Applicant has appreciated certain disadvantages in the overvoltage protection circuit of FIG. 1 and related circuits. In particular, although the circuit of FIG. 1 operates to substantially prevent the full surge voltage from appearing at the load 16, the load 16 is exposed to the threshold voltage (i.e., breakdown voltage) of the zener diode 2 during the voltage surge. In certain applications, the exposure of the load 16 to the threshold voltage for this time period may be harmful to the device. However, if a zener diode with a lower threshold voltage is used, it may be triggered by signal and low-level noise, rather than surges alone.

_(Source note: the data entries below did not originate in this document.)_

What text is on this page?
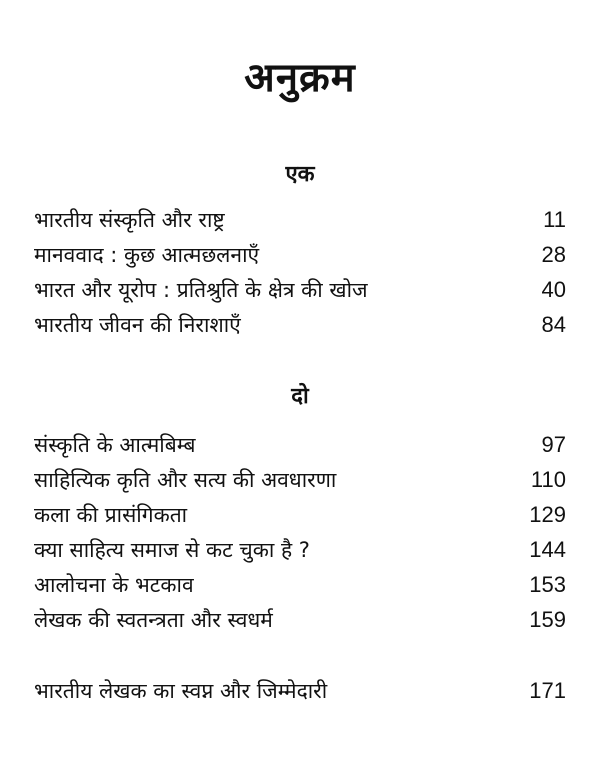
अनुक्रम
एक
भारतीय संस्कृति और राष्ट्र	11
मानववाद : कुछ आत्मछलनाएँ	28
भारत और यूरोप : प्रतिश्रुति के क्षेत्र की खोज	40
भारतीय जीवन की निराशाएँ	84
दो
संस्कृति के आत्मबिम्ब	97
साहित्यिक कृति और सत्य की अवधारणा	110
कला की प्रासंगिकता	129
क्या साहित्य समाज से कट चुका है ?	144
आलोचना के भटकाव	153
लेखक की स्वतन्त्रता और स्वधर्म	159
भारतीय लेखक का स्वप्न और जिम्मेदारी	171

In addition, the load 16 will be exposed to the full surge voltage for a brief period before the voltage across the load 16 is stabilized at the threshold voltage. Exposure to the full surge voltage, even for a brief period of time, may also be harmful to the device.
It should be appreciated that while the exemplary conventional overvoltage protection circuit of FIG. 1 uses a zener diode 2, other conventional overvoltage protection circuits may use another device (e.g., a SIDACtor® device) in place of the zener diode. Such circuits also exhibit the deficiency of not preventing exposure of the device to the full surge voltage for the entire duration of the surge.
A further complication is presented by the reactive nature of some loads. For example, to meet the impedance specifications for loads intended for telephone line connections, a modem or other line interface often will have the configuration of FIG. 3, wherein a capacitance C is connected in series between (for balance) a pair of transformer windings L1 and L2 through which a connection is made to the tip (T) and ring (R) conductors of a standard telephone circuit. The protected device 17 is connected to one or more opposing transformer windings L3. The net effect of the series L-C circuit is to aggravate the problem of protecting device 17 from large surges across the tip and ring lines. If a zener diode is used, it effectively short circuits the series arrangement of L1, L2 and C, forming an undamped resonant circuit that could drive a high amplitude from winding(s) L3 into device 17, repeatedly.
Accordingly, a need exists for an overvoltage protection circuit suitable for use in telephone circuits and which does not expose the protected device to voltages at or above its threshold level for a time sufficient to do permanent damage—e.g., the full duration of the surge. The threshold level may be sufficiently high so that the overvoltage protection circuit is not triggered into a protective mode by mere noise.